Our adventurer sprang lightly to the balcony of the second story, where he saw his betrothed, and, bending gracefully on one knee, he said:—

“Princess, you asked me for a slave; I present you two.”

This gallant speech was published the next morning in the Court Gazette; but at the moment it was said it was quite embarrassing to the poor king; and as he didn't know how to reply to it, he drew the princess one side, and thus addressed her:—

“My child, I have now no possible excuse for refusing your hand to this daring young man; sacrifice yourself, my darling, to your country; remember that princesses do not marry to please themselves.”

“Pardon me, father,” answered the princess, courtesying; “princess or not, every woman likes to marry according to her taste. Let me defend my rights as I think best.”

“Thumbling,” added she, aloud, “you are brave and lucky; but that is not enough alone to please women.”

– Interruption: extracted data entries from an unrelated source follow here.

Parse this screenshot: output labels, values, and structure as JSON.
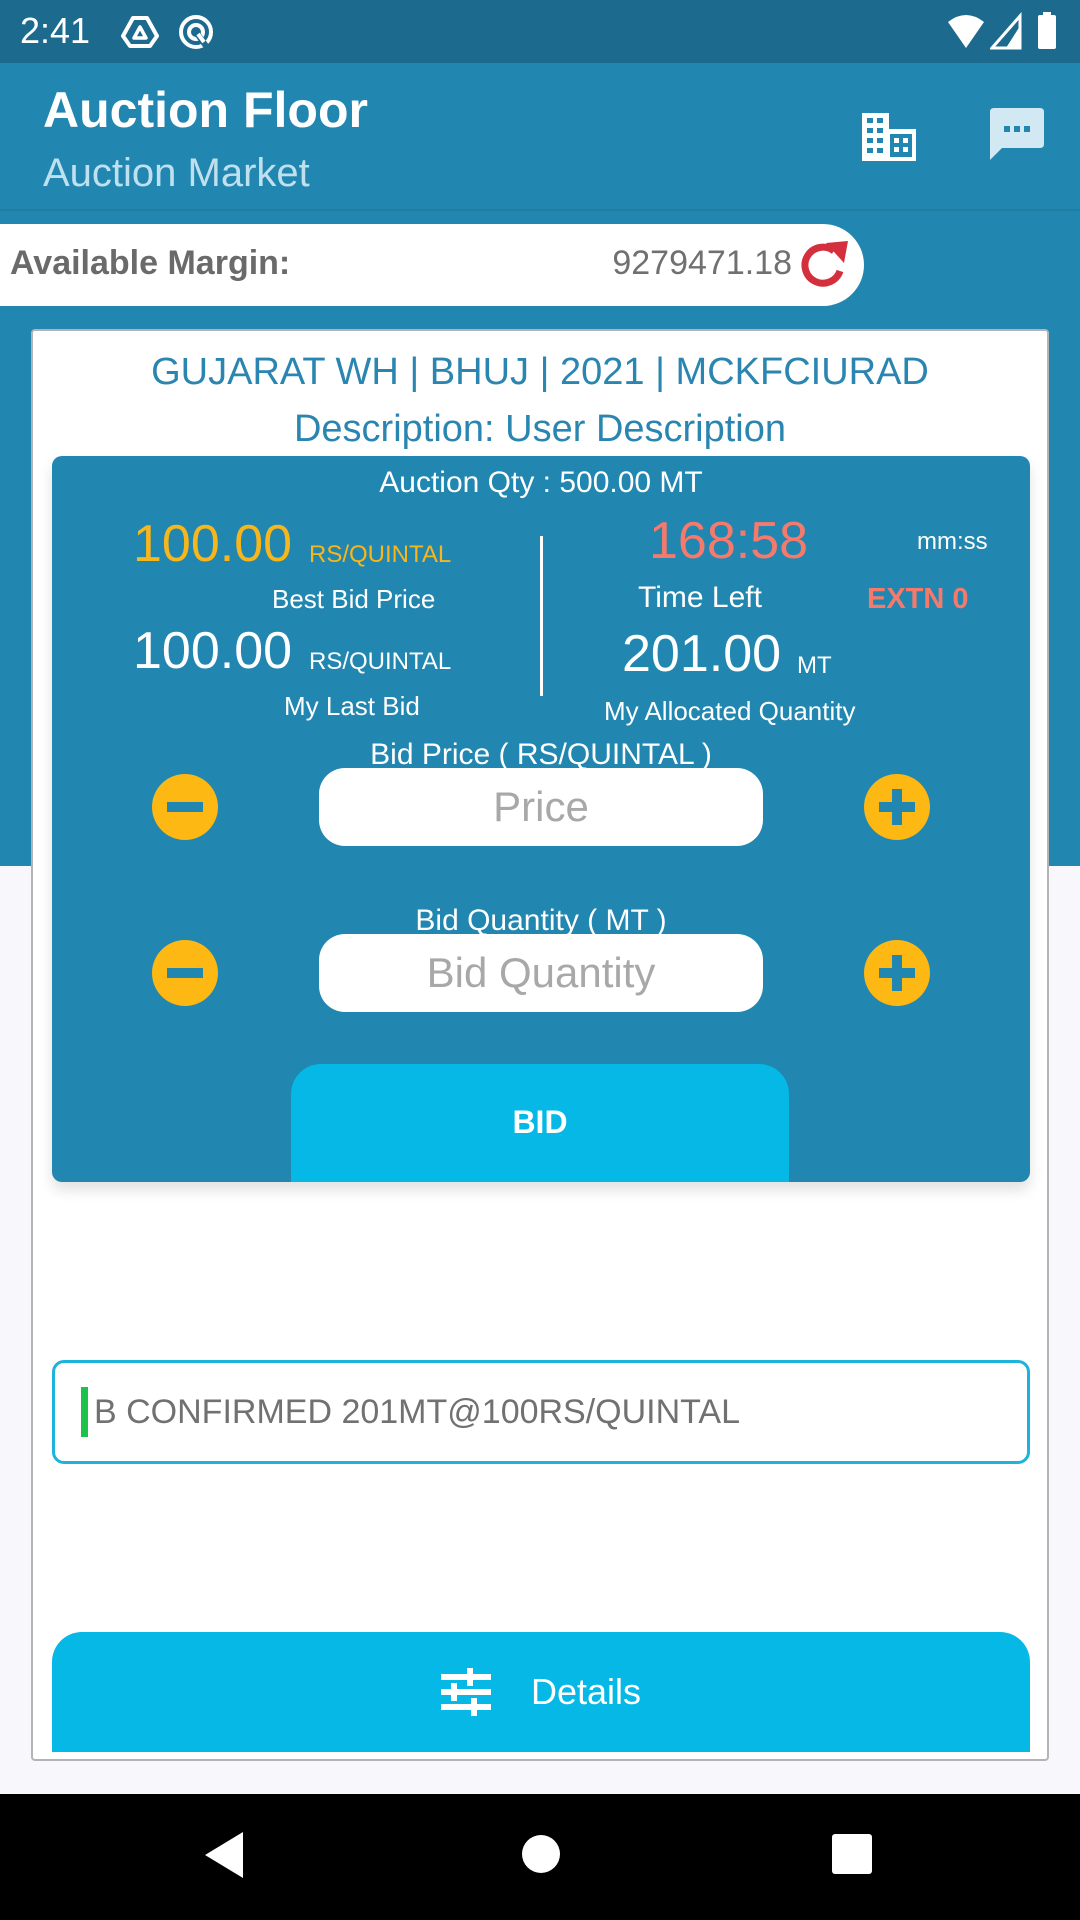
{
  "status_bar": {
    "time": "2:41",
    "left_icons": [
      "drive-icon",
      "quick-settings-icon"
    ],
    "right_icons": [
      "wifi-icon",
      "signal-icon",
      "battery-icon"
    ]
  },
  "appbar": {
    "title": "Auction Floor",
    "subtitle": "Auction Market",
    "actions": [
      "building-icon",
      "chat-icon"
    ]
  },
  "margin": {
    "label": "Available Margin:",
    "value": "9279471.18",
    "refresh_icon": "refresh-icon"
  },
  "lot": {
    "title": "GUJARAT WH | BHUJ | 2021 | MCKFCIURAD",
    "description": "Description: User Description"
  },
  "panel": {
    "auction_qty": "Auction Qty : 500.00 MT",
    "best_bid": {
      "value": "100.00",
      "unit": "RS/QUINTAL",
      "label": "Best Bid Price"
    },
    "last_bid": {
      "value": "100.00",
      "unit": "RS/QUINTAL",
      "label": "My Last Bid"
    },
    "time_left": {
      "value": "168:58",
      "format": "mm:ss",
      "label": "Time Left",
      "extension": "EXTN 0"
    },
    "allocated": {
      "value": "201.00",
      "unit": "MT",
      "label": "My Allocated Quantity"
    },
    "bid_price": {
      "label": "Bid Price  ( RS/QUINTAL )",
      "placeholder": "Price",
      "value": ""
    },
    "bid_quantity": {
      "label": "Bid Quantity ( MT )",
      "placeholder": "Bid Quantity",
      "value": ""
    },
    "bid_button": "BID"
  },
  "message": "B CONFIRMED 201MT@100RS/QUINTAL",
  "details_button": {
    "label": "Details",
    "icon": "tune-icon"
  },
  "colors": {
    "primary": "#2186b0",
    "status_bar": "#1c6b8e",
    "accent_button": "#05b8e6",
    "best_bid": "#f6b61c",
    "timer": "#f57a6c",
    "stepper": "#fdb813",
    "refresh": "#d32f3c",
    "message_indicator": "#1dc24a"
  }
}
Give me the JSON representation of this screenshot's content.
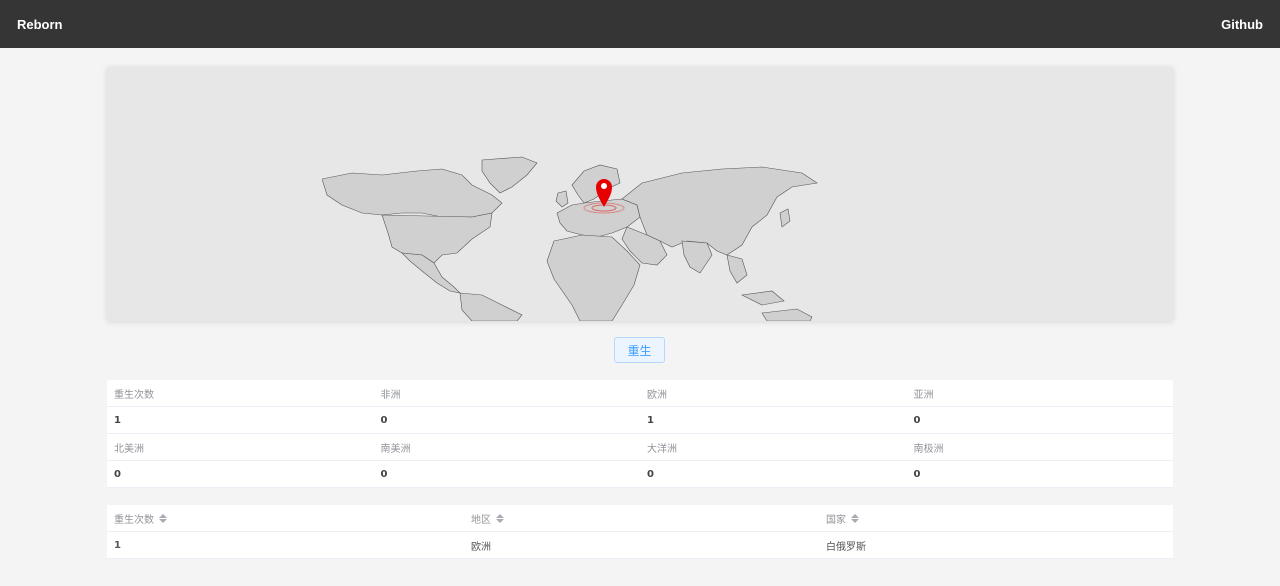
{
  "nav": {
    "brand": "Reborn",
    "github_label": "Github"
  },
  "map": {
    "marker_region": "欧洲",
    "marker_color": "#e60000",
    "land_color": "#d0d0d0",
    "ocean_color": "#e7e7e7"
  },
  "reborn_button": {
    "label": "重生"
  },
  "stats": {
    "row1_headers": [
      "重生次数",
      "非洲",
      "欧洲",
      "亚洲"
    ],
    "row1_values": [
      "1",
      "0",
      "1",
      "0"
    ],
    "row2_headers": [
      "北美洲",
      "南美洲",
      "大洋洲",
      "南极洲"
    ],
    "row2_values": [
      "0",
      "0",
      "0",
      "0"
    ]
  },
  "records": {
    "columns": [
      "重生次数",
      "地区",
      "国家"
    ],
    "rows": [
      [
        "1",
        "欧洲",
        "白俄罗斯"
      ]
    ]
  }
}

“I know that,” answered Thumbling; “it is necessary besides to do their pleasure, and submit to their caprices.”

“You are a witty fellow,” said the princess; “and since you understand me so well, I am going to propose another trial to you. You need not be alarmed, for this time you will only have me for an antagonist. Let us try and see who will be the sharpest and quickest, and my hand shall be the prize of the battle.”

Thumbling assented, with a low bow, and followed the court into the great hall of audience, where the trial was to take place. There, to the affright of all, the Troll was found, sprawling on the floor; for, as the hall was only fifteen feet high, the poor fellow couldn't get up. On a sign of his young master, he crawled humbly to him, happy and proud to obey. It was Force itself, in the service of Wit.

“Now,” said the princess, “let us begin with some nonsense. It is an old story that women are not afraid to lie; and we will see which of us will stand the biggest story without objection. The first one who says, 'That is too much,' will be beaten.”

“I am always at the service of your Royal Highness,” answered Thumbling; “whether to lie in sport, or to tell the truth in sober earnest.”

“I am sure,” began the princess, “that you haven't got a farm half as beautiful as ours; and it is so large, that, when two shepherds are blowing their horns at each end of it, neither can hear the other.”

“That is nothing at all,” said Thumbling; “my father's farm is so large, that, if a heifer two months old goes in at the gate on one side of it, when she goes out at the other she takes a calf of her own with her.”

“That don't surprise me,” continued the princess; “but you haven't got a bull half as big as ours; a man can sit on each of his horns, and the two can't touch each other with a twenty-foot pole.”

“That is nothing at all,” replied Thumbling; “my father's bull is so large, that a servant sitting on one of his horns can't see the servant sitting on the other.”

“That don't surprise me,” said the princess; “but you haven't got half so much milk at your farm as we have; for we fill, every day, twenty hogsheads, a hundred feet high; and every week, we make a pile of cheese as high as the big pyramid of Egypt.”

“That is nothing at all,” said Thumbling. “In my father's dairy they make such big cheeses, that once, when my father's mare fell into the press, we only found her after travelling seven days, and she was so much injured that her back was broken. So to mend that I made her a backbone of a pine-tree, that answered splendidly; till one fine morning the tree took it into its head to grow, and it grew and grew until it was so high that I climbed up to Heaven on it. There I looked down, and saw a lady in a white gown spinning sea-foam to make gossamer with. I went to take hold of it, and snap! the thread broke, and I fell into a rat-hole. There I saw your father and my mother spinning; and as your father was clumsy, lo and behold, my mother gave him such a box on the ear, that it made his old wig shake——”

That is too much!” interrupted the princess. “My father never suffered such an insult in all his life.”

“She said it! she said it!” shouted the giant “Now, master, the princess is ours!”